Tucker Carlson Examines Sen. Mike Lee’s Evolution on Google — ‘Maybe It’s Every Bit as Corrupt as It Seems’
Tuesday during his prime time Fox News Channel program, Tucker Carlson offered an assessment of Sen. Mike Lee’s (R-UT) evolution on Google.
According to the “Tucker Carlson Tonight” host, Lee was once a staunch critic of the tech giant. However, in recent years, he has changed his attitude toward Google.
Transcript as follows:
It was just a few years ago that Utah Senator Mike Lee was a persistent critic of Google. In 2011, Lee grilled then-CEO Eric Schmidt at a congressional antitrust hearing. Before joining the Senate, Lee pushed for a law that would have banned Google’s largest force of revenue. That would be keyword-based advertising. Lee also egged on antitrust investigations of big tech and then accused the FTC, the Federal Trade Commission, of going too easy on powerful companies — and good for him.
But fast forward to today. Today, Mike Lee is one of Google’s chief allies in Congress — maybe its biggest ally in the Republican Party. Lee has questioned whether Congress should even bother with antitrust investigations of tech companies. Lee has introduced legislation that would make it harder for the government to block corporate mergers. Lee has complained about the E.U. imposing fines on Google for its behavior.
Lee even came on this program and told that conservatives shouldn’t worry about Google or other tech companies silencing conservative speech online.
What happened? Why the change? Well, it’s possible that Mike Lee just woke up one morning and decided that his previous views had been wrong. Maybe. And yet evidence compiled by the Google Transparency Project suggests there may have been other factors at play here.
Starting in 2013, Google spent millions of dollars rolling out its high-speed Internet service, Google Fiber, in both Provo and Salt Lake City, Utah. In 2015, Google hosted a high-profile fundraiser for Lee at its Silicon Valley law firm. The fundraiser got a lot of attention, so Google backed out. But the fundraiser itself went ahead, and Lee received a sizable donation from Google’s political action committee.

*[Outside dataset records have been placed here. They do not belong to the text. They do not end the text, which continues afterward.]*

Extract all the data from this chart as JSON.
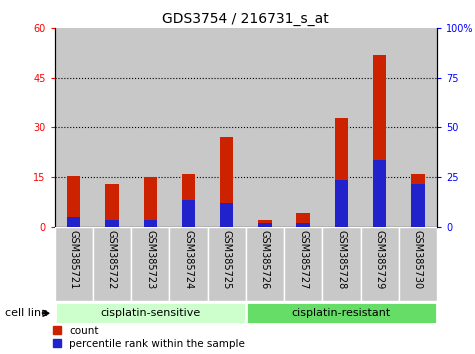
{
  "title": "GDS3754 / 216731_s_at",
  "samples": [
    "GSM385721",
    "GSM385722",
    "GSM385723",
    "GSM385724",
    "GSM385725",
    "GSM385726",
    "GSM385727",
    "GSM385728",
    "GSM385729",
    "GSM385730"
  ],
  "count_values": [
    15.2,
    13.0,
    15.0,
    16.0,
    27.0,
    2.0,
    4.0,
    33.0,
    52.0,
    16.0
  ],
  "percentile_values": [
    3.0,
    2.0,
    2.0,
    8.0,
    7.0,
    1.0,
    1.0,
    14.0,
    20.0,
    13.0
  ],
  "count_color": "#cc2200",
  "percentile_color": "#2222cc",
  "ylim_left": [
    0,
    60
  ],
  "ylim_right": [
    0,
    100
  ],
  "yticks_left": [
    0,
    15,
    30,
    45,
    60
  ],
  "yticks_right": [
    0,
    25,
    50,
    75,
    100
  ],
  "ytick_labels_right": [
    "0",
    "25",
    "50",
    "75",
    "100%"
  ],
  "groups": [
    {
      "label": "cisplatin-sensitive",
      "indices": [
        0,
        1,
        2,
        3,
        4
      ],
      "color": "#ccffcc"
    },
    {
      "label": "cisplatin-resistant",
      "indices": [
        5,
        6,
        7,
        8,
        9
      ],
      "color": "#66dd66"
    }
  ],
  "group_label": "cell line",
  "legend_count": "count",
  "legend_percentile": "percentile rank within the sample",
  "bar_width": 0.35,
  "background_color": "#ffffff",
  "plot_bg_color": "#ffffff",
  "tick_bg_color": "#c8c8c8",
  "grid_color": "#000000",
  "title_fontsize": 10,
  "axis_fontsize": 8,
  "tick_fontsize": 7,
  "label_fontsize": 7
}
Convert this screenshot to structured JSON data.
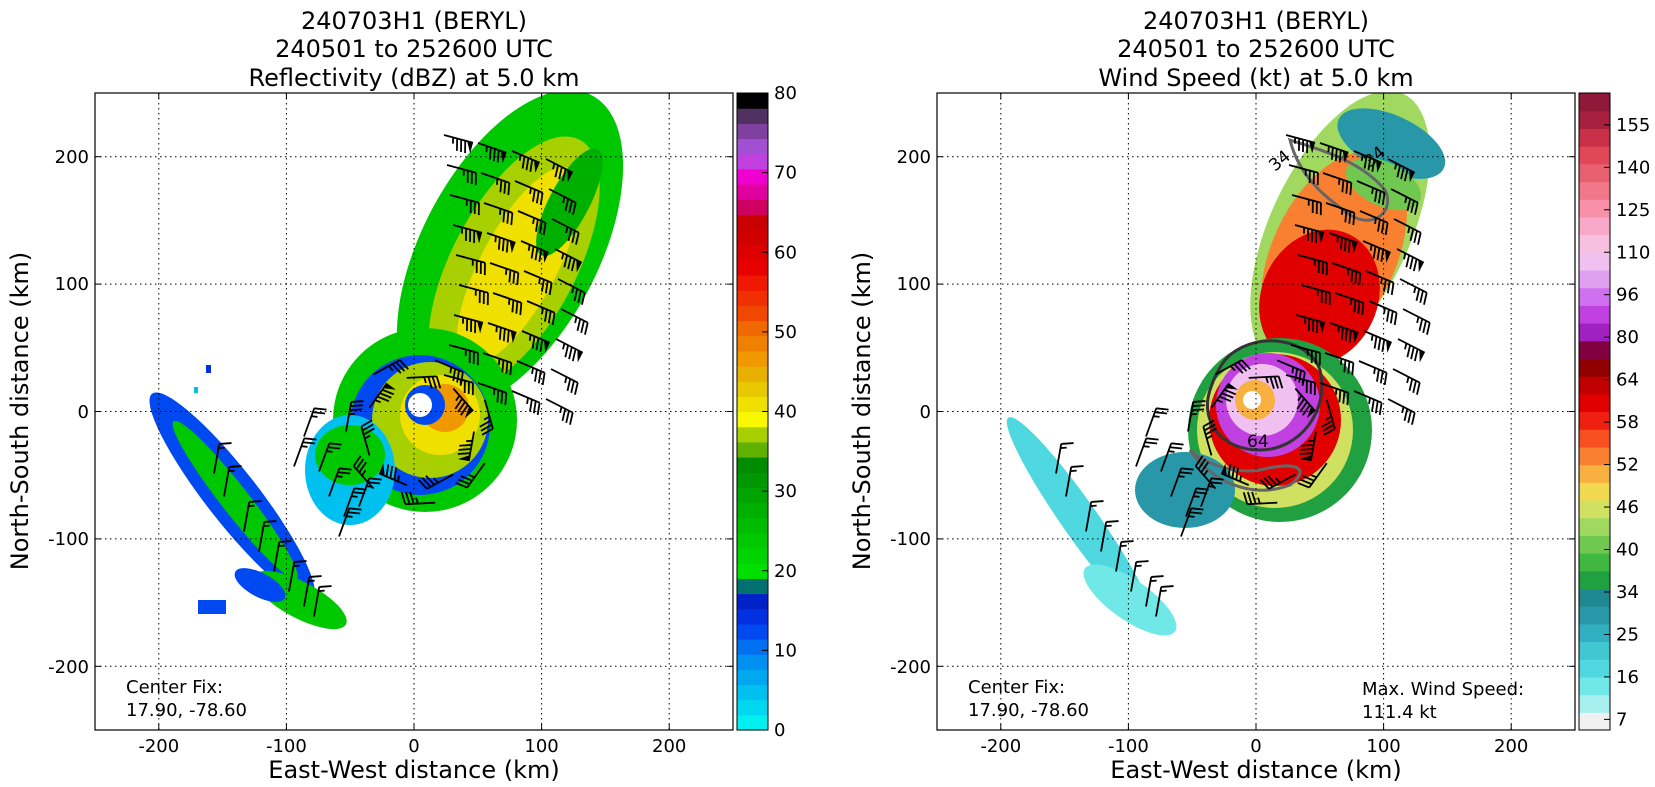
{
  "chart_data": [
    {
      "type": "heatmap",
      "title_lines": [
        "240703H1 (BERYL)",
        "240501 to 252600 UTC",
        "Reflectivity (dBZ) at 5.0 km"
      ],
      "xlabel": "East-West distance (km)",
      "ylabel": "North-South distance (km)",
      "xlim": [
        -250,
        250
      ],
      "ylim": [
        -250,
        250
      ],
      "xticks": [
        -200,
        -100,
        0,
        100,
        200
      ],
      "yticks": [
        -200,
        -100,
        0,
        100,
        200
      ],
      "grid": true,
      "annotations": [
        {
          "lines": [
            "Center Fix:",
            "17.90, -78.60"
          ],
          "position": "bottom-left"
        }
      ],
      "colorbar": {
        "min": 0,
        "max": 80,
        "ticks": [
          0,
          10,
          20,
          30,
          40,
          50,
          60,
          70,
          80
        ],
        "colors": [
          "#00f0f0",
          "#00d8f0",
          "#00c0f0",
          "#00a8f0",
          "#0090f0",
          "#0070f0",
          "#0048f0",
          "#0030e0",
          "#0020c8",
          "#007070",
          "#00e000",
          "#00d400",
          "#00c800",
          "#00bc00",
          "#00b000",
          "#00a400",
          "#009800",
          "#008c00",
          "#60b000",
          "#a8d000",
          "#f8f800",
          "#f0e000",
          "#e8c800",
          "#e8b000",
          "#f09800",
          "#f08000",
          "#f06800",
          "#f04800",
          "#f03000",
          "#f01800",
          "#e80000",
          "#dc0000",
          "#d00000",
          "#c80000",
          "#d00060",
          "#e000a0",
          "#f000d0",
          "#c040e0",
          "#a050d0",
          "#8040a0",
          "#503060",
          "#000000"
        ]
      }
    },
    {
      "type": "heatmap",
      "title_lines": [
        "240703H1 (BERYL)",
        "240501 to 252600 UTC",
        "Wind Speed (kt) at 5.0 km"
      ],
      "xlabel": "East-West distance (km)",
      "ylabel": "North-South distance (km)",
      "xlim": [
        -250,
        250
      ],
      "ylim": [
        -250,
        250
      ],
      "xticks": [
        -200,
        -100,
        0,
        100,
        200
      ],
      "yticks": [
        -200,
        -100,
        0,
        100,
        200
      ],
      "grid": true,
      "contour_labels": [
        "34",
        "34",
        "64"
      ],
      "annotations": [
        {
          "lines": [
            "Center Fix:",
            "17.90, -78.60"
          ],
          "position": "bottom-left"
        },
        {
          "lines": [
            "Max. Wind Speed:",
            "111.4 kt"
          ],
          "position": "bottom-right"
        }
      ],
      "colorbar": {
        "ticks": [
          7,
          16,
          25,
          34,
          40,
          46,
          52,
          58,
          64,
          80,
          96,
          110,
          125,
          140,
          155
        ],
        "colors": [
          "#f0f0f0",
          "#a8f0f0",
          "#70e8e8",
          "#50d8e0",
          "#40c8d0",
          "#30b0c0",
          "#2898a8",
          "#208890",
          "#20a040",
          "#40b840",
          "#70c850",
          "#a0d860",
          "#d0e060",
          "#f0d850",
          "#f8b040",
          "#f88030",
          "#f85020",
          "#f02010",
          "#e00000",
          "#c00000",
          "#900000",
          "#800040",
          "#a020c0",
          "#c040e0",
          "#d070f0",
          "#e0a0f0",
          "#f0c0f0",
          "#f8c0e0",
          "#f8a8c8",
          "#f890a8",
          "#f07888",
          "#e86070",
          "#e04858",
          "#c83048",
          "#a82040",
          "#901838"
        ]
      },
      "max_wind_speed_kt": 111.4
    }
  ]
}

Ever since that fundraiser and the money he took, Lee’s interest in having the FTC investigate tech companies seems to have completely evaporated. Google knows there’s more to politics than just donations. So in 2017, they hired a close ally of Lee’s to manage the company’s relationship with conservatives. The Internet Association — that is a trade group of which Google is a part — hired away Mike Lee’s senior counsel from the Senate Judiciary Committee. Google also collaborated with the Heritage Foundation and American Enterprise Institute, two of Washington’s biggest conservative thinktanks.
The message they pushed was that Google and other tech monopolies are really something conservatives ought to celebrate. These companies are triumphs of the free market. We should be grateful for them. And worrying about their growing power and the ways they use that power is somehow socialist and un-American.

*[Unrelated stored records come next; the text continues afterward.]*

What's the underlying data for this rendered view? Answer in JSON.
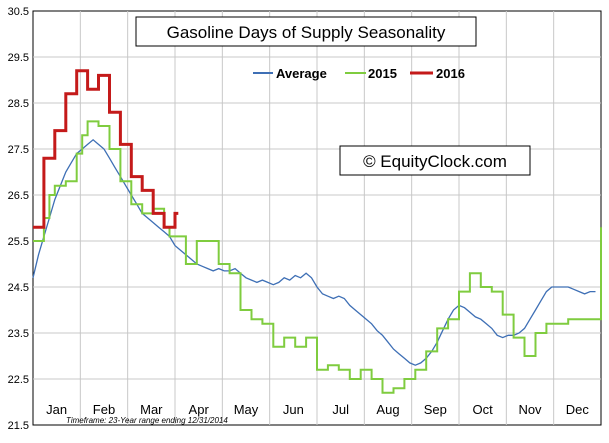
{
  "chart_data": {
    "type": "line",
    "title": "Gasoline Days of Supply Seasonality",
    "watermark": "© EquityClock.com",
    "footnote": "Timeframe: 23-Year range ending 12/31/2014",
    "ylim": [
      21.5,
      30.5
    ],
    "yticks": [
      "30.5",
      "29.5",
      "28.5",
      "27.5",
      "26.5",
      "25.5",
      "24.5",
      "23.5",
      "22.5",
      "21.5"
    ],
    "months": [
      "Jan",
      "Feb",
      "Mar",
      "Apr",
      "May",
      "Jun",
      "Jul",
      "Aug",
      "Sep",
      "Oct",
      "Nov",
      "Dec"
    ],
    "grid": true,
    "legend_position": "top-right",
    "x_unit": "week-of-year (0-52)",
    "series": [
      {
        "name": "Average",
        "color": "#3E6FB5",
        "step": false,
        "points": [
          [
            0,
            24.7
          ],
          [
            0.5,
            25.2
          ],
          [
            1,
            25.6
          ],
          [
            1.5,
            26.0
          ],
          [
            2,
            26.4
          ],
          [
            2.5,
            26.7
          ],
          [
            3,
            27.0
          ],
          [
            3.5,
            27.2
          ],
          [
            4,
            27.4
          ],
          [
            4.5,
            27.5
          ],
          [
            5,
            27.6
          ],
          [
            5.5,
            27.7
          ],
          [
            6,
            27.6
          ],
          [
            6.5,
            27.5
          ],
          [
            7,
            27.3
          ],
          [
            7.5,
            27.1
          ],
          [
            8,
            26.9
          ],
          [
            8.5,
            26.7
          ],
          [
            9,
            26.5
          ],
          [
            9.5,
            26.3
          ],
          [
            10,
            26.1
          ],
          [
            10.5,
            26.0
          ],
          [
            11,
            25.9
          ],
          [
            11.5,
            25.8
          ],
          [
            12,
            25.7
          ],
          [
            12.5,
            25.6
          ],
          [
            13,
            25.4
          ],
          [
            13.5,
            25.3
          ],
          [
            14,
            25.2
          ],
          [
            14.5,
            25.1
          ],
          [
            15,
            25.0
          ],
          [
            15.5,
            24.95
          ],
          [
            16,
            24.9
          ],
          [
            16.5,
            24.85
          ],
          [
            17,
            24.9
          ],
          [
            17.5,
            24.85
          ],
          [
            18,
            24.85
          ],
          [
            18.5,
            24.9
          ],
          [
            19,
            24.8
          ],
          [
            19.5,
            24.7
          ],
          [
            20,
            24.65
          ],
          [
            20.5,
            24.6
          ],
          [
            21,
            24.65
          ],
          [
            21.5,
            24.6
          ],
          [
            22,
            24.55
          ],
          [
            22.5,
            24.6
          ],
          [
            23,
            24.7
          ],
          [
            23.5,
            24.65
          ],
          [
            24,
            24.75
          ],
          [
            24.5,
            24.7
          ],
          [
            25,
            24.8
          ],
          [
            25.5,
            24.7
          ],
          [
            26,
            24.5
          ],
          [
            26.5,
            24.35
          ],
          [
            27,
            24.3
          ],
          [
            27.5,
            24.25
          ],
          [
            28,
            24.3
          ],
          [
            28.5,
            24.25
          ],
          [
            29,
            24.1
          ],
          [
            29.5,
            24.0
          ],
          [
            30,
            23.9
          ],
          [
            30.5,
            23.8
          ],
          [
            31,
            23.7
          ],
          [
            31.5,
            23.55
          ],
          [
            32,
            23.45
          ],
          [
            32.5,
            23.3
          ],
          [
            33,
            23.15
          ],
          [
            33.5,
            23.05
          ],
          [
            34,
            22.95
          ],
          [
            34.5,
            22.85
          ],
          [
            35,
            22.8
          ],
          [
            35.5,
            22.85
          ],
          [
            36,
            22.95
          ],
          [
            36.5,
            23.1
          ],
          [
            37,
            23.3
          ],
          [
            37.5,
            23.55
          ],
          [
            38,
            23.8
          ],
          [
            38.5,
            24.0
          ],
          [
            39,
            24.1
          ],
          [
            39.5,
            24.05
          ],
          [
            40,
            23.95
          ],
          [
            40.5,
            23.85
          ],
          [
            41,
            23.8
          ],
          [
            41.5,
            23.7
          ],
          [
            42,
            23.6
          ],
          [
            42.5,
            23.45
          ],
          [
            43,
            23.4
          ],
          [
            43.5,
            23.45
          ],
          [
            44,
            23.45
          ],
          [
            44.5,
            23.5
          ],
          [
            45,
            23.6
          ],
          [
            45.5,
            23.8
          ],
          [
            46,
            24.0
          ],
          [
            46.5,
            24.2
          ],
          [
            47,
            24.4
          ],
          [
            47.5,
            24.5
          ],
          [
            48,
            24.5
          ],
          [
            48.5,
            24.5
          ],
          [
            49,
            24.5
          ],
          [
            49.5,
            24.45
          ],
          [
            50,
            24.4
          ],
          [
            50.5,
            24.35
          ],
          [
            51,
            24.4
          ],
          [
            51.5,
            24.4
          ]
        ]
      },
      {
        "name": "2015",
        "color": "#7FCC3F",
        "step": true,
        "points": [
          [
            0,
            25.5
          ],
          [
            1,
            26.0
          ],
          [
            1.5,
            26.5
          ],
          [
            2,
            26.7
          ],
          [
            3,
            26.8
          ],
          [
            4,
            27.4
          ],
          [
            4.5,
            27.8
          ],
          [
            5,
            28.1
          ],
          [
            6,
            28.0
          ],
          [
            7,
            27.5
          ],
          [
            8,
            26.8
          ],
          [
            9,
            26.3
          ],
          [
            10,
            26.1
          ],
          [
            11,
            26.2
          ],
          [
            12,
            25.8
          ],
          [
            12.5,
            25.6
          ],
          [
            14,
            25.0
          ],
          [
            15,
            25.5
          ],
          [
            17,
            25.0
          ],
          [
            18,
            24.8
          ],
          [
            19,
            24.0
          ],
          [
            20,
            23.8
          ],
          [
            21,
            23.7
          ],
          [
            22,
            23.2
          ],
          [
            23,
            23.4
          ],
          [
            24,
            23.2
          ],
          [
            25,
            23.4
          ],
          [
            26,
            22.7
          ],
          [
            27,
            22.8
          ],
          [
            28,
            22.7
          ],
          [
            29,
            22.5
          ],
          [
            30,
            22.7
          ],
          [
            31,
            22.5
          ],
          [
            32,
            22.2
          ],
          [
            33,
            22.3
          ],
          [
            34,
            22.5
          ],
          [
            35,
            22.7
          ],
          [
            36,
            23.1
          ],
          [
            37,
            23.6
          ],
          [
            38,
            23.8
          ],
          [
            39,
            24.4
          ],
          [
            40,
            24.8
          ],
          [
            41,
            24.5
          ],
          [
            42,
            24.4
          ],
          [
            43,
            23.9
          ],
          [
            44,
            23.4
          ],
          [
            45,
            23.0
          ],
          [
            46,
            23.5
          ],
          [
            47,
            23.7
          ],
          [
            48,
            23.7
          ],
          [
            49,
            23.8
          ],
          [
            50,
            23.8
          ],
          [
            51,
            23.8
          ],
          [
            52,
            25.8
          ]
        ]
      },
      {
        "name": "2016",
        "color": "#C41A1A",
        "step": true,
        "points": [
          [
            0,
            25.8
          ],
          [
            1,
            27.3
          ],
          [
            2,
            27.9
          ],
          [
            3,
            28.7
          ],
          [
            4,
            29.2
          ],
          [
            5,
            28.8
          ],
          [
            6,
            29.1
          ],
          [
            7,
            28.3
          ],
          [
            8,
            27.6
          ],
          [
            9,
            26.9
          ],
          [
            10,
            26.6
          ],
          [
            11,
            26.1
          ],
          [
            12,
            25.8
          ],
          [
            13,
            26.1
          ],
          [
            13.3,
            26.1
          ]
        ]
      }
    ]
  }
}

Of course, Google itself is socialist and un-American, so the argument never really made sense. But Mike Lee bought it completely.
When Facebook’s Mark Zuckerberg came before Congress last year, he asked them only at the softest of softball questions. And a month later, Facebook announced it would build a $750 million data center in Utah. A coincidence? Maybe it is a coincidence, or maybe it’s every bit as corrupt as it seems.
We asked Senator Lee to come on tonight to explain what exactly happened. He declined. We’ll keep asking until he reconsiders.